The Importance of Play in Early Childhood

I am taking a class right now on Play’s role in early childhood development. I always thought that play was important, but over the course of the semester I have really been challenged as to why it’s important. Today we talked about the risk taking that is often involved with play–specifically physical risk. Examples of this might include: learning to ride a bike, climbing a tree, rock climbing, and pulling a wagon up a hill and riding down in it. The idea of “helicopter parents” and “hovering parents” was discussed. In many of the research we have watched in this class, it seems that many parents in North America fall into these categories. A lot of parents express that they do not feel safe allowing their children to explore and play in certain ways–and if they do play, then the parents want to be able to observe everything that happens and supervise their children. In some ways, I can understand this and sympathize with parents concerns.

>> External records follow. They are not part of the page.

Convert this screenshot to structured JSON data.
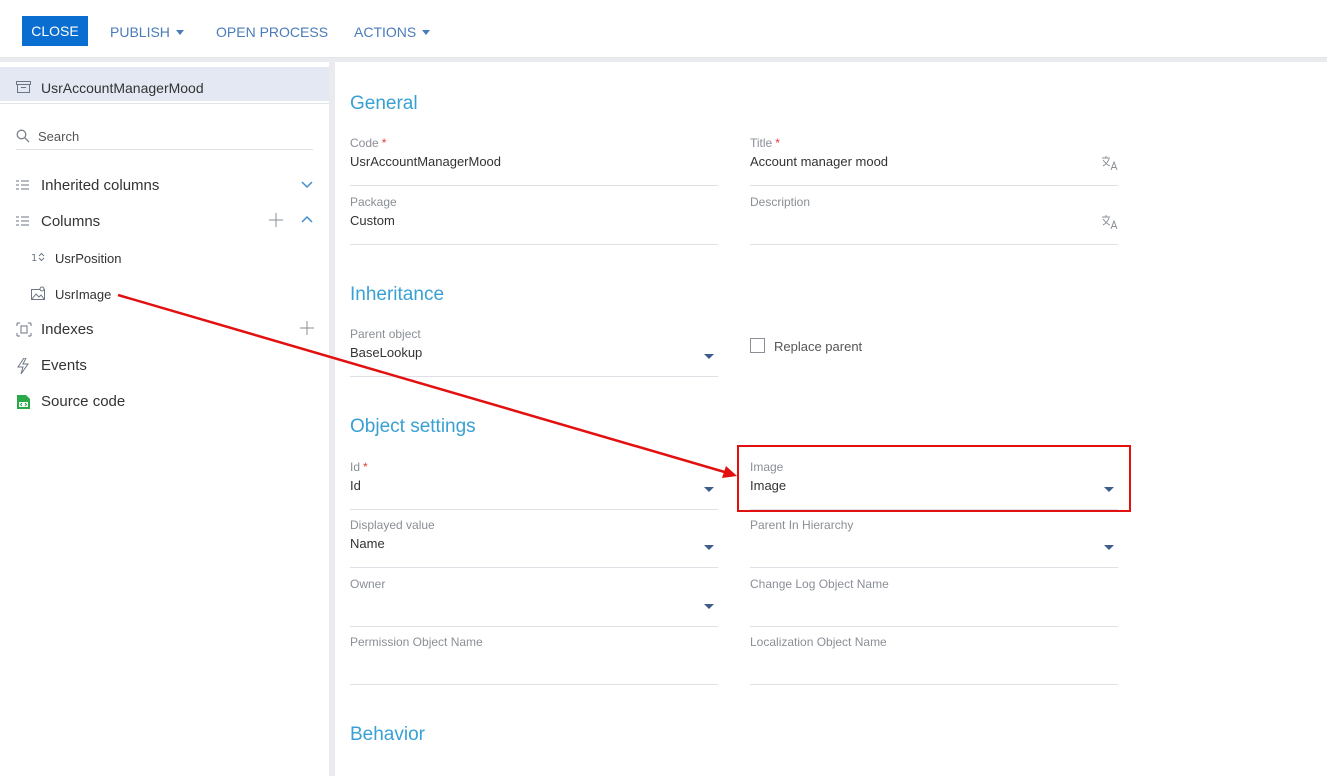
{
  "toolbar": {
    "close_label": "CLOSE",
    "publish_label": "PUBLISH",
    "open_process_label": "OPEN PROCESS",
    "actions_label": "ACTIONS"
  },
  "sidebar": {
    "object_name": "UsrAccountManagerMood",
    "search_placeholder": "Search",
    "items": [
      {
        "label": "Inherited columns",
        "icon": "columns-icon"
      },
      {
        "label": "Columns",
        "icon": "columns-icon"
      },
      {
        "label": "UsrPosition",
        "icon": "number-icon"
      },
      {
        "label": "UsrImage",
        "icon": "image-icon"
      },
      {
        "label": "Indexes",
        "icon": "index-icon"
      },
      {
        "label": "Events",
        "icon": "lightning-icon"
      },
      {
        "label": "Source code",
        "icon": "source-code-icon"
      }
    ]
  },
  "main": {
    "sections": {
      "general": "General",
      "inheritance": "Inheritance",
      "object_settings": "Object settings",
      "behavior": "Behavior"
    },
    "fields": {
      "code": {
        "label": "Code",
        "value": "UsrAccountManagerMood"
      },
      "title": {
        "label": "Title",
        "value": "Account manager mood"
      },
      "package": {
        "label": "Package",
        "value": "Custom"
      },
      "description": {
        "label": "Description",
        "value": ""
      },
      "parent_object": {
        "label": "Parent object",
        "value": "BaseLookup"
      },
      "replace_parent": {
        "label": "Replace parent",
        "checked": false
      },
      "id": {
        "label": "Id",
        "value": "Id"
      },
      "image": {
        "label": "Image",
        "value": "Image"
      },
      "displayed_value": {
        "label": "Displayed value",
        "value": "Name"
      },
      "parent_in_hierarchy": {
        "label": "Parent In Hierarchy",
        "value": ""
      },
      "owner": {
        "label": "Owner",
        "value": ""
      },
      "change_log_object_name": {
        "label": "Change Log Object Name",
        "value": ""
      },
      "permission_object_name": {
        "label": "Permission Object Name",
        "value": ""
      },
      "localization_object_name": {
        "label": "Localization Object Name",
        "value": ""
      }
    },
    "required_marker": "*"
  },
  "colors": {
    "accent": "#0a6ed1",
    "section_title": "#39a0d4",
    "annotation": "#e31010",
    "selected_row": "#e3e8f3"
  }
}
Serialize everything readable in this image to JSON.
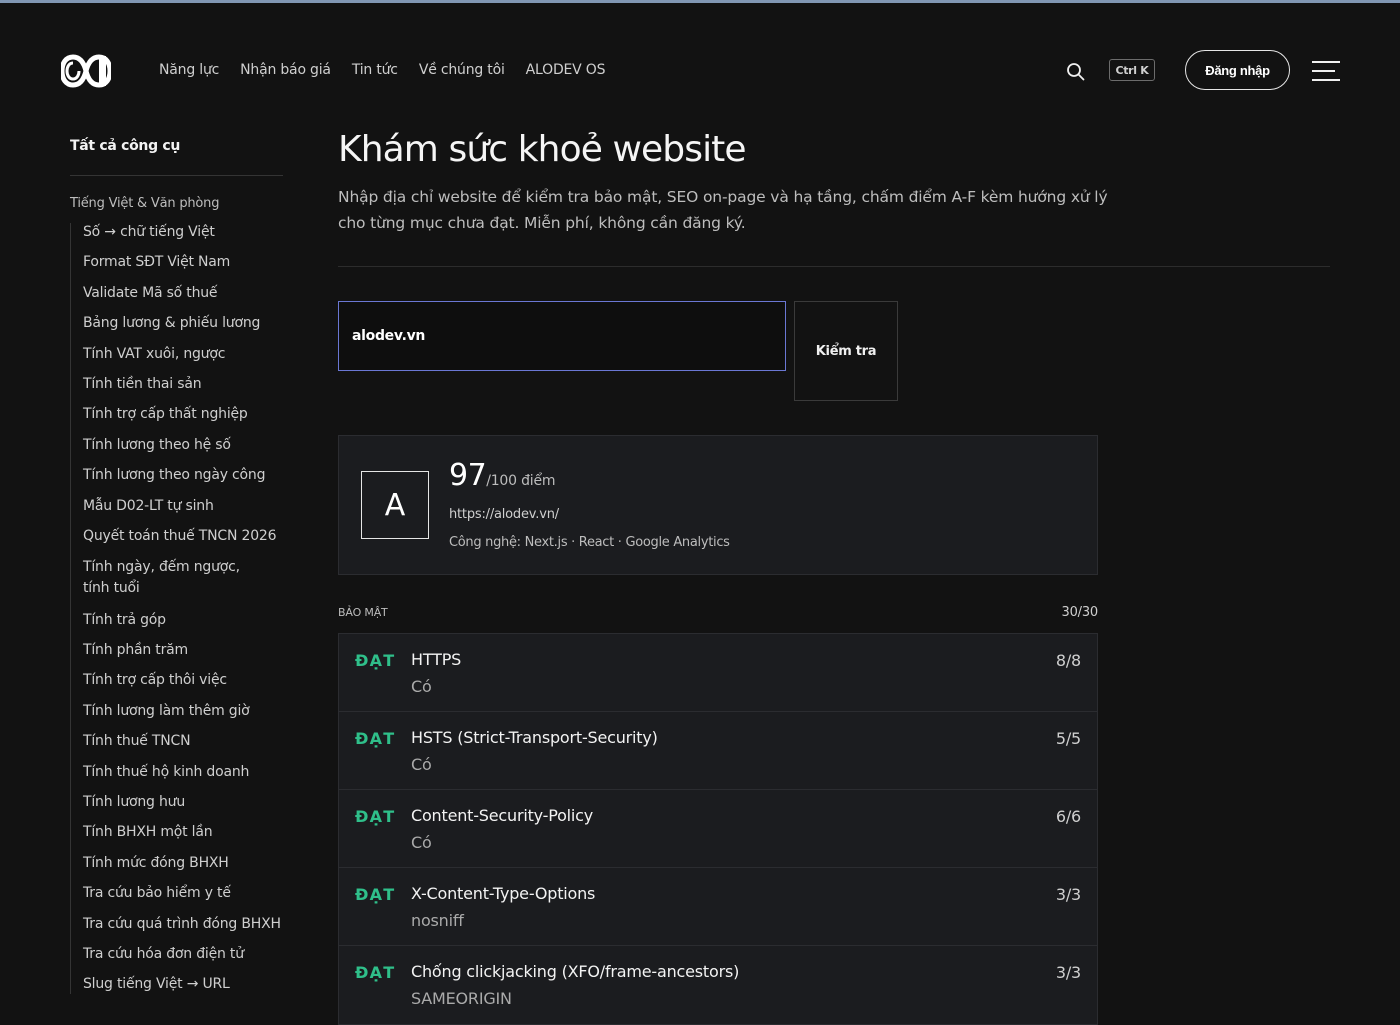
{
  "header": {
    "nav": [
      "Năng lực",
      "Nhận báo giá",
      "Tin tức",
      "Về chúng tôi",
      "ALODEV OS"
    ],
    "shortcut": "Ctrl K",
    "login_label": "Đăng nhập"
  },
  "sidebar": {
    "all_tools": "Tất cả công cụ",
    "group": "Tiếng Việt & Văn phòng",
    "items": [
      "Số → chữ tiếng Việt",
      "Format SĐT Việt Nam",
      "Validate Mã số thuế",
      "Bảng lương & phiếu lương",
      "Tính VAT xuôi, ngược",
      "Tính tiền thai sản",
      "Tính trợ cấp thất nghiệp",
      "Tính lương theo hệ số",
      "Tính lương theo ngày công",
      "Mẫu D02-LT tự sinh",
      "Quyết toán thuế TNCN 2026",
      "Tính ngày, đếm ngược, tính tuổi",
      "Tính trả góp",
      "Tính phần trăm",
      "Tính trợ cấp thôi việc",
      "Tính lương làm thêm giờ",
      "Tính thuế TNCN",
      "Tính thuế hộ kinh doanh",
      "Tính lương hưu",
      "Tính BHXH một lần",
      "Tính mức đóng BHXH",
      "Tra cứu bảo hiểm y tế",
      "Tra cứu quá trình đóng BHXH",
      "Tra cứu hóa đơn điện tử",
      "Slug tiếng Việt → URL"
    ]
  },
  "main": {
    "title": "Khám sức khoẻ website",
    "description": "Nhập địa chỉ website để kiểm tra bảo mật, SEO on-page và hạ tầng, chấm điểm A-F kèm hướng xử lý cho từng mục chưa đạt. Miễn phí, không cần đăng ký.",
    "input_value": "alodev.vn",
    "check_label": "Kiểm tra",
    "result": {
      "grade": "A",
      "score": "97",
      "score_suffix": "/100 điểm",
      "url": "https://alodev.vn/",
      "tech": "Công nghệ: Next.js · React · Google Analytics"
    },
    "section": {
      "label": "BẢO MẬT",
      "score": "30/30",
      "checks": [
        {
          "status": "ĐẠT",
          "name": "HTTPS",
          "value": "Có",
          "points": "8/8"
        },
        {
          "status": "ĐẠT",
          "name": "HSTS (Strict-Transport-Security)",
          "value": "Có",
          "points": "5/5"
        },
        {
          "status": "ĐẠT",
          "name": "Content-Security-Policy",
          "value": "Có",
          "points": "6/6"
        },
        {
          "status": "ĐẠT",
          "name": "X-Content-Type-Options",
          "value": "nosniff",
          "points": "3/3"
        },
        {
          "status": "ĐẠT",
          "name": "Chống clickjacking (XFO/frame-ancestors)",
          "value": "SAMEORIGIN",
          "points": "3/3"
        }
      ]
    }
  },
  "colors": {
    "accent_pass": "#2fbf8a",
    "input_focus": "#6a77d3",
    "top_bar": "#8197b3"
  }
}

However, I think that some of the most amazing skills that children learn during play, occur because they are in charge of their own learning. If play is always structured, and always closely observed/supervised–I think that it can be difficult for children to be creative, explore, use their imagination and develop a sense of independence and control and problem solving skills. I think that opportunities for structured and supervised play do have a role in healthy childhood development, however I do not think we can cut out independent, unstructured and unsupervised, non-risky play behavior. I think that a healthy balance between the two is ideal. If a child has the opportunity to pull that wagon up the hill, jump in and ride down–it’s not the end of the world if they have a few scrapes and bruises. I had lots of minor scrapes and bumps and bruises growing up, but I think that having the opportunity to try new things and take risks let me understand natural consequences for various behaviors. If a child continually injures themselves in a specific play activity, they are not likely to continue playing that way without some modifications.

I think that if we all take on a helicopter approach to parenting/teaching, we will have a generation of children who will not know how to be creative or how to use their imaginations or learn to take risks. I think that they need to be allowed to explore these areas through play. As an alternative for parents and teachers, we should try to take a more active role in joining children’s play–not trying to dictate or structure it (at least not all the time). I think we also need to be OK with letting them get a few bumps and bruises along the way–it won’t kill them! It might even help them make smarter choices in the future when “riskier” opportunities arise. I think that If we structure all their play in such a way that there are never any risks, we are not fostering the development of their problem solving skills, leadership skills or socialization skills.